Fashion Flapper Style

With the new Great Gatsby film due for release shortly, the flapper look is set for a comeback, as predicted by ShopCurious back in April 2009. In fact, the outfit shown above is curiously similar in style to that worn by Susie Bubble recently at the Vogue Festival (as photographed in our post of 27th April).

In the 1920s, bras, or brassieres as they were called at the time, were no more than bandeau style chest-flatteners, originally attached to a corset. Those with small breasts got away with wearing the fashionable camisoles of the time, but bustier ladies found themselves resorting to the scarily named Symington Side Lacer – a contraption that was laced at the sides to pull in and flatten the chest. It wasn’t until a bit later that bra cup sizes were introduced.

Flapper Fashion

The word ‘flapper’ is originally British, and said to be inspired by young women’s rubber galoshes, which were left open to flap when they walked – though the term also has less salubrious connotations. The flapper look as we know it was later popularized by Coco Chanel and other leading designers of the day throughout the United States and Europe. The ‘flapper’ label became synonymous with liberated young women. Flappers were bold, confident, and sexy. They tried faddish new diets in an effort to achieve a fashionable thinness, because new fashions required slim figures, flat chests, and narrow hips.

Flapper with Fan

As it happens, the flapper dress was much less complicated than earlier designs and wasn’t the sole preserve of the moneyed classes. Skirt lengths in the ‘20s varied dramatically: they weren’t all short (see above) and, contrary to popular belief, the women weren’t all incredibly skinny either. Although the fashion was for dresses to be loose fitting, the straight skirt style of flapper dresses is fairly timeless and can suit larger ladies, though less so the larger busted frame.

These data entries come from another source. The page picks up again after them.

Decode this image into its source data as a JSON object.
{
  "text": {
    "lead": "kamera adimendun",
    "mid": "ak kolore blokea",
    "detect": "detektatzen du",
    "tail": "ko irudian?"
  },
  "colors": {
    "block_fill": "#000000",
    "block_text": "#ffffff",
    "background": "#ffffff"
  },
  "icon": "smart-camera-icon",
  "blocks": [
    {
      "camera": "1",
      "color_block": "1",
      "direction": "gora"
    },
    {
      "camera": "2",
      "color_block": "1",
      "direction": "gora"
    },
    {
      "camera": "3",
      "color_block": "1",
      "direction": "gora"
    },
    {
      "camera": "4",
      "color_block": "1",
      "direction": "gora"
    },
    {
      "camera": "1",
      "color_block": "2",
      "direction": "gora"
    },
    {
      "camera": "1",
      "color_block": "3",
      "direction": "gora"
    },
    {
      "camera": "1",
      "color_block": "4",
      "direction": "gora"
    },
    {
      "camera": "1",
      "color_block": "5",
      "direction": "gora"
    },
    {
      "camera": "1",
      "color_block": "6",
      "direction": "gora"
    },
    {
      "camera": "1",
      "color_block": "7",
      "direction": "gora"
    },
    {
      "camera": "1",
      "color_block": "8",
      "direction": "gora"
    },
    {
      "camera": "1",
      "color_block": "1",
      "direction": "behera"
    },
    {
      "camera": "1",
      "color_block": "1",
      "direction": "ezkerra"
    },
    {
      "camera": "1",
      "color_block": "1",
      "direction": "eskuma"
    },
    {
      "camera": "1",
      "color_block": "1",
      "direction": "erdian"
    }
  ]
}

Flappers were notorious for rejecting strict Victorian rules and representing everything new about women – smoking, wild dancing, short bobbed hair, brightly coloured lipstick, reckless behaviour and male attitudes. In the early 1900s, women started to work alongside men for the first time and to move away from the role of being purely mothers and housewives.

With the onset of the Great Depression, the Flapper lifestyle fizzled out fast.